La diversité est-elle mieux prise en compte aujourd’hui ?

Il y a des progrès : les lignes directrices telles que les Sex and Gender Equity in Research Guidelines (SAGER) demandent la prise en compte systématique des différences dans la recherche médicale. Les revues scientifiques spécialisées exigent aussi de plus en plus que les études produisent des données spécifiques au sexe/genre. La sensibilisation à la médecine genrée va croissant, surtout chez les jeunes, mais des obstacles structurels empêchent souvent l’accès des femmes à des postes dirigeants. Or, ce sont elles surtout qui font de la recherche sur les différences entre sexes. Sans une présence accrue des femmes à des postes clés, il est difficile de faire de réels progrès dans la médecine genrée.

On voit aussi un changement de mentalité dans l’expérimentation animale et la recherche préclinique : on a longtemps utilisé presque exclusivement des animaux mâles dans les études précliniques, mais de nouvelles directives imposent d’inclure des femelles.

PD Dr Berna Özdemir
PD Dr Berna Özdemir
PD Dr Berna Özdemir

Selon vous, quel est l’avenir de la médecine genrée ?
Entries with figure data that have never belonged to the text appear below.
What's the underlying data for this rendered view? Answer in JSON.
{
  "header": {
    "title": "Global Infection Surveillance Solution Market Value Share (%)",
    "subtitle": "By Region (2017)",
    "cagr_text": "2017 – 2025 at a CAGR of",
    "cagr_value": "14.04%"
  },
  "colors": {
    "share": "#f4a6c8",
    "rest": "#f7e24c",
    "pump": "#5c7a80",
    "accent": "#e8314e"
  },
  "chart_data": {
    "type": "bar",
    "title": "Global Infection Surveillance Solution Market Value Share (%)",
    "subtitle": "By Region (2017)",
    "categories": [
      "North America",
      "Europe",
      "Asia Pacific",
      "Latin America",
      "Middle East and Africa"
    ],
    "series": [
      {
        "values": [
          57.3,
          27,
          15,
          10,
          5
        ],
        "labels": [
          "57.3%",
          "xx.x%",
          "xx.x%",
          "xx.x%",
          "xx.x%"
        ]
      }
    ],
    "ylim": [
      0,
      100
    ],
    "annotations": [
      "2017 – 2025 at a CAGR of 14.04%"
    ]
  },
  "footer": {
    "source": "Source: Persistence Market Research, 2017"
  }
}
Elle fait l’objet d’intenses discussions dans les milieux scientifiques. Mais il y a des résistances politiques, surtout aux États-Unis où, depuis le début de l’ère Trump, les projets de recherche qui s’intéressent à des populations vulnérables ou à des questions de genre sont pénalisés. Le simple fait d’utiliser certains termes peut entraîner la suppression de subventions ou le rejet de dossiers de recherche.

Si l’on veut vraiment faire progresser la médecine personnalisée, il ne faut pas se laisser décourager par des résistances idéologiques et s’engager résolument en faveur d’une médecine inclusive et factuelle. Renoncer à des objectifs de diversité dans la recherche clinique pourrait faire nettement régresser le développement de médicaments. Nous avons les connaissances sur les différences entre sexes – mais leur mise en pratique reste un défi. Nous devons générer plus de données pour voir des changements concrets. Ce qui aiderait vraiment, ce serait de considérer les femmes et les hommes comme deux populations séparées.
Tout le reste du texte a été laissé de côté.